Меня подмывает сказать, что вечер четверга был причудлив, или, быть может, леденящ, но правда в том, что удовлетворительных эпитетов для вечера четверга у меня нет. После ужина я покинул «Les Amis» и отправился незнамо куда — может, в кино, а может, просто на долгую прогулку; этого я не помню, и на сей раз мой дневник за 1939 год меня подводит, ибо искомая страница абсолютно пуста.
Хотя я знаю, почему она пуста.

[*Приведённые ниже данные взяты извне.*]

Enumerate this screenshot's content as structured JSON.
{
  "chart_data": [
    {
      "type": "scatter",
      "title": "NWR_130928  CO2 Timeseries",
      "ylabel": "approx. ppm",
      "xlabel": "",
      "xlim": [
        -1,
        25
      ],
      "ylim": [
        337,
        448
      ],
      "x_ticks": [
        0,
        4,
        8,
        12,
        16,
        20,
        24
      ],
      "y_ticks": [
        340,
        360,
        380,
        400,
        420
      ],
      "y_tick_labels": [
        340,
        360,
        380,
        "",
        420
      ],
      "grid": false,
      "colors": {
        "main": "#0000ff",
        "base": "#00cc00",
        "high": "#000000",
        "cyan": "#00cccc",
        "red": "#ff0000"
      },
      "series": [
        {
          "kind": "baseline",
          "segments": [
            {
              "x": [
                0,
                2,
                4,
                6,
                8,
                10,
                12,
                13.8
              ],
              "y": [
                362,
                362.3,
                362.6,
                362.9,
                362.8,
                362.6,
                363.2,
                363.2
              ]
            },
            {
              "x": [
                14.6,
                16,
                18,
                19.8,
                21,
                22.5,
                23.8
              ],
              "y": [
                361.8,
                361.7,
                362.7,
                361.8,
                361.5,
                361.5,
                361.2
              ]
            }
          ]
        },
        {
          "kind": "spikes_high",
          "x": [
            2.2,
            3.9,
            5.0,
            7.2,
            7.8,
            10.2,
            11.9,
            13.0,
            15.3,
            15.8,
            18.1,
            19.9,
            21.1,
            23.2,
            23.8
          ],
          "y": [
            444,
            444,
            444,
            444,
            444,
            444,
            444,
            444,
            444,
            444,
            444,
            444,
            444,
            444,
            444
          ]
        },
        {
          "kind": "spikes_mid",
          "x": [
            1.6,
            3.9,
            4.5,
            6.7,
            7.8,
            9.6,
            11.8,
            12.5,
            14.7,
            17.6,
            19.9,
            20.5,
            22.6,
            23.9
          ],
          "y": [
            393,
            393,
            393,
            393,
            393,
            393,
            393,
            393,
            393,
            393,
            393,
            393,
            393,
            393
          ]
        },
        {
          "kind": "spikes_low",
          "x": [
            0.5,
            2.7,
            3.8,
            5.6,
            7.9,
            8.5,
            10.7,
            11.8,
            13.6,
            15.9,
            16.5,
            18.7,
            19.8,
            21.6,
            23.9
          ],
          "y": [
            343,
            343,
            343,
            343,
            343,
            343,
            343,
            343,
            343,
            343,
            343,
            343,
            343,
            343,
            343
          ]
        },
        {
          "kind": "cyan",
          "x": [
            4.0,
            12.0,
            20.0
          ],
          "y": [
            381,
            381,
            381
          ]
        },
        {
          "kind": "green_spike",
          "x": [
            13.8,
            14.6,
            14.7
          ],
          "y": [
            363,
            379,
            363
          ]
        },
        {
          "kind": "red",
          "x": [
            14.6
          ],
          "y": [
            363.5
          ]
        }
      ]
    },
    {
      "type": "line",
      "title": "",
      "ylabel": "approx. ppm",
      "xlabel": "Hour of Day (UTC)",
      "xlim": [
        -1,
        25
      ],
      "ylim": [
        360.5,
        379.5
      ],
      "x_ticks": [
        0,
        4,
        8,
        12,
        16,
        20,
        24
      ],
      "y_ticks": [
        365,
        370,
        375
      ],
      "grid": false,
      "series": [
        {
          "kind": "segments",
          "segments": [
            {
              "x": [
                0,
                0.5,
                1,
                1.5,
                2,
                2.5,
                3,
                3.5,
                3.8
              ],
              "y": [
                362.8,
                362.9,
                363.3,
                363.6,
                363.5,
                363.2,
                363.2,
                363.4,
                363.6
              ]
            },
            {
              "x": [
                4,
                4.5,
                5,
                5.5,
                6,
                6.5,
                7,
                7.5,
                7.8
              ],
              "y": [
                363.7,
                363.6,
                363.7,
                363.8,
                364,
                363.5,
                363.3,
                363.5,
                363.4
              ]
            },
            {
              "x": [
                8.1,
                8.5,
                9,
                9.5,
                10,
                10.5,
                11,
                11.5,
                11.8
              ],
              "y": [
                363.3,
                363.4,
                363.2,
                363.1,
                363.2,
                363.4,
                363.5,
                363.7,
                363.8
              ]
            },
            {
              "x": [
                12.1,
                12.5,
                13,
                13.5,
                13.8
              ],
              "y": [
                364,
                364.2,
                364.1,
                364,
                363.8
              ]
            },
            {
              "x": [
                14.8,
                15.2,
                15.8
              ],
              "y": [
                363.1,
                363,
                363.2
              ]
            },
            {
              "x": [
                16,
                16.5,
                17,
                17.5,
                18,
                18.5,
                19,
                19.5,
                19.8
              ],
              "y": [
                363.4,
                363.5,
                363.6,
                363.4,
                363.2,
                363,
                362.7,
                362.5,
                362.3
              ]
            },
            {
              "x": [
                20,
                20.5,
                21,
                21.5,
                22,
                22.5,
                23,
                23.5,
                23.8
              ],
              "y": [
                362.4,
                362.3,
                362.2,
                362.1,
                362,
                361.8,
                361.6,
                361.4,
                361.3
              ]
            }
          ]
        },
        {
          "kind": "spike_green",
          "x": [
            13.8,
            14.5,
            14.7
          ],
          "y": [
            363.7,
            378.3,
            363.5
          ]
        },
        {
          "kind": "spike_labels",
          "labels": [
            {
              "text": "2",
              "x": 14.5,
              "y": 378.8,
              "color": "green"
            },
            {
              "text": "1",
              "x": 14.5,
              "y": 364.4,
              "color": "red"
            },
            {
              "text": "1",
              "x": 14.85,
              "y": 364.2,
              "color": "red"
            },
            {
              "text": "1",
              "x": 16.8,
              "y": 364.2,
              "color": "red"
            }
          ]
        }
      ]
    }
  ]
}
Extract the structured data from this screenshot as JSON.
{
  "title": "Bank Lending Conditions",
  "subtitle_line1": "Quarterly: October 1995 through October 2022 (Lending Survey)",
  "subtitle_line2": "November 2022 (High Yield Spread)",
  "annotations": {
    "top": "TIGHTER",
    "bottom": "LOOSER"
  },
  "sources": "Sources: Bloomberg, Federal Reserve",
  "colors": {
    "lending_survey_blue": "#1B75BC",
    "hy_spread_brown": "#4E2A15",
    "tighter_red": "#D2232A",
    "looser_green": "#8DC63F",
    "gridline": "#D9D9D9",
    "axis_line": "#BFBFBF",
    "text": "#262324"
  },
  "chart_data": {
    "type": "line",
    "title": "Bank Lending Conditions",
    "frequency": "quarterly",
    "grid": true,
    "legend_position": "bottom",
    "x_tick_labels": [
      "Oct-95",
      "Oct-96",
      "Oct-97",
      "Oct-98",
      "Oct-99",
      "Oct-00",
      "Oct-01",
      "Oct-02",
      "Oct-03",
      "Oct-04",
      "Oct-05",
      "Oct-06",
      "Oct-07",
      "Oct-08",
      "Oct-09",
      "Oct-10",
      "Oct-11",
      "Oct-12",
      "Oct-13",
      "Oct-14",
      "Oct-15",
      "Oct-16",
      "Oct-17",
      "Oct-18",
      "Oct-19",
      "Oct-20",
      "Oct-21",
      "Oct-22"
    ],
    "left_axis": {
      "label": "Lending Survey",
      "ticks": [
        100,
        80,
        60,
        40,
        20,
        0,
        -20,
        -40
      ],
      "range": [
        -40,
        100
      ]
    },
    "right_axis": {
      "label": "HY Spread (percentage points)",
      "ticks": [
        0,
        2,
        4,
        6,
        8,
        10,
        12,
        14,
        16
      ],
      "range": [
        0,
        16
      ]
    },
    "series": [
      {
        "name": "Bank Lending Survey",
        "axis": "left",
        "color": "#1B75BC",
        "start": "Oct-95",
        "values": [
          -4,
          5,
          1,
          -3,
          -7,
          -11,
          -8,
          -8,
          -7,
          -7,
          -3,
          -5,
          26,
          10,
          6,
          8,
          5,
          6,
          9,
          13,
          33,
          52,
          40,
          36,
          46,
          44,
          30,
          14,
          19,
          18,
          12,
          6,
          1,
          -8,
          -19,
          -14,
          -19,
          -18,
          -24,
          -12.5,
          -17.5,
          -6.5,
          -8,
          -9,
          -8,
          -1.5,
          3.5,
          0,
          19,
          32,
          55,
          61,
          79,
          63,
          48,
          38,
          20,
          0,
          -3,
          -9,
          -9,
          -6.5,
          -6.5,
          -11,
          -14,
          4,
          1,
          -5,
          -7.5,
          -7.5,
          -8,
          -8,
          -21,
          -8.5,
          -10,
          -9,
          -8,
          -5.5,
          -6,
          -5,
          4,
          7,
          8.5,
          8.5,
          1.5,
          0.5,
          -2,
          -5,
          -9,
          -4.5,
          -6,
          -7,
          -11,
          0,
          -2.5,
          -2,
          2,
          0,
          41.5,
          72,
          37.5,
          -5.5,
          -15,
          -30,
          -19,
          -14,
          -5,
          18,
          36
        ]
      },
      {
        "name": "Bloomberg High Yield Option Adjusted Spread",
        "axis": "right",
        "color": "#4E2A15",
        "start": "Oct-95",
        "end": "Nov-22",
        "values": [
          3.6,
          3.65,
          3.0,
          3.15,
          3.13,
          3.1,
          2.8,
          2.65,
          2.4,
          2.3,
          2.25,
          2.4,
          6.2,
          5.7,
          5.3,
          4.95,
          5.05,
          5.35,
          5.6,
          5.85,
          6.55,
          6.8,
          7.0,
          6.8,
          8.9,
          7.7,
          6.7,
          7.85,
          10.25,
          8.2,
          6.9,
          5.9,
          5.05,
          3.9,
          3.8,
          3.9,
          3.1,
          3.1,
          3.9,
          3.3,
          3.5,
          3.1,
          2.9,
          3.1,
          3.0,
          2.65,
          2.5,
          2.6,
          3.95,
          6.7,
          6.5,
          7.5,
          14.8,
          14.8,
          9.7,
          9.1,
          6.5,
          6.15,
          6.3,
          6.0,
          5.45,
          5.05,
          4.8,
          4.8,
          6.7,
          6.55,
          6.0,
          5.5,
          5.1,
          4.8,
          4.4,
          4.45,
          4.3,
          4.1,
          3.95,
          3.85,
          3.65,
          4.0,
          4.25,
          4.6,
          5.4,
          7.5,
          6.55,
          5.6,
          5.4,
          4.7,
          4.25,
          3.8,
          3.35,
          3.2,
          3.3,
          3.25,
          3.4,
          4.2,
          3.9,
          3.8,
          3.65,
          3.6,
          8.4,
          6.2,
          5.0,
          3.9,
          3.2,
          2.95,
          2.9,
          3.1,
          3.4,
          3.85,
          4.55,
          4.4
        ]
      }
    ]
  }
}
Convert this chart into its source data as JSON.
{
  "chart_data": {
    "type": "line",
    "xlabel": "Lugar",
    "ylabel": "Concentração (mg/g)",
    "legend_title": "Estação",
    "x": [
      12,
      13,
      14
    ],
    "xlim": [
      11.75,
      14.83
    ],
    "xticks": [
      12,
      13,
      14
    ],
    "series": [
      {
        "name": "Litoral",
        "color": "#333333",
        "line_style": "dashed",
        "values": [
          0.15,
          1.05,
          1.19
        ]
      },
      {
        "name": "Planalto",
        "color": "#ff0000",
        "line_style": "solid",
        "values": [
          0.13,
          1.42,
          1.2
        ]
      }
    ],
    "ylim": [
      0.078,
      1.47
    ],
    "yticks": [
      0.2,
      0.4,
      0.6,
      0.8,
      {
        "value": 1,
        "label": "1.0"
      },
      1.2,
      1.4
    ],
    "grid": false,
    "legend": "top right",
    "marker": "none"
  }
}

Когда я возвращался оттуда, где провел вечер, — помню, случилось это уже затемно, — я остановился на тротуаре перед школой и заглянул в освещенную витрину ортопедической лавки. Тогда-то и случилось нечто совершенно отвратительное. Мне вдруг взбрела в голову мысль, что как бы невозмутимо, разумно или изящно я ни научился когда — нибудь жить свою жизнь, в лучшем случае я навсегда останусь посетителем в саду эмалированных писсуаров и подкладных суден, а рядом будет стоять безглазое деревянное божество-манекен в уцененном грыжевом бандаже. Мысль такую, разумеется, долее нескольких секунд вынести было невозможно. Помню, я бежал к себе в комнату, где разделся и лег в постель, даже не открыв дневник, не говоря о том, чтобы делать там запись.
Я пролежал без сна, дрожа, много часов. Слушал стоны из соседней комнаты и думал — принуждая себя — о лучшей своей ученице. Пытался представить себе тот день, когда навещу ее в монастыре. Я видел, как она выходит мне навстречу — к высокой проволочной сетке забора, — робкая красивая девушка восемнадцати лет, которая пока не дала последних обетов и еще свободна выйти в мир вместе с избранником, кем-нибудь вроде Пьера Абеляра.[118] Я видел, как медленно, молча мы идем в дальний угол монастырского сада, весь заросший цветами, где внезапно и безгрешно я обовью рукою ее стан. Образ этот был слишком уж исступлен и не удержался перед глазами; я наконец выпустил его и уснул.
Все утро и чуть ли не до вечера пятницы я провел в прилежных трудах, пытаясь при помощи кальки сделать узнаваемые деревья из целого леса фаллических символов, который человек из Бангора, штат Мэн, нарочно изобразил на дорогой льняной бумаге. К половине пятого мною уже овладела умственная, духовная и физическая вялость, и я лишь полупривстал, когда к моему столу на миг приблизился мсье Ёсёто. И что-то мне вручил — безразлично, как средний официант раздает меню. То было письмо от матери-настоятельницы монастыря сестры Ирмы, в котором мсье Ёсёто сообщалось, что отец Циммерманн в силу обстоятельств, ему не подвластных, вынужден изменить свое решение касательно дозволения сестре Ирме обучаться в «Les Amis Des Vieux Maitres». Автор письма утверждала, что глубоко сожалеет о возможных неудобствах либо путанице, которые эта перемена планов может вызвать в школе. Она искренне надеялась, что первый взнос за обучение в размере четырнадцати долларов епархии будет возвращен.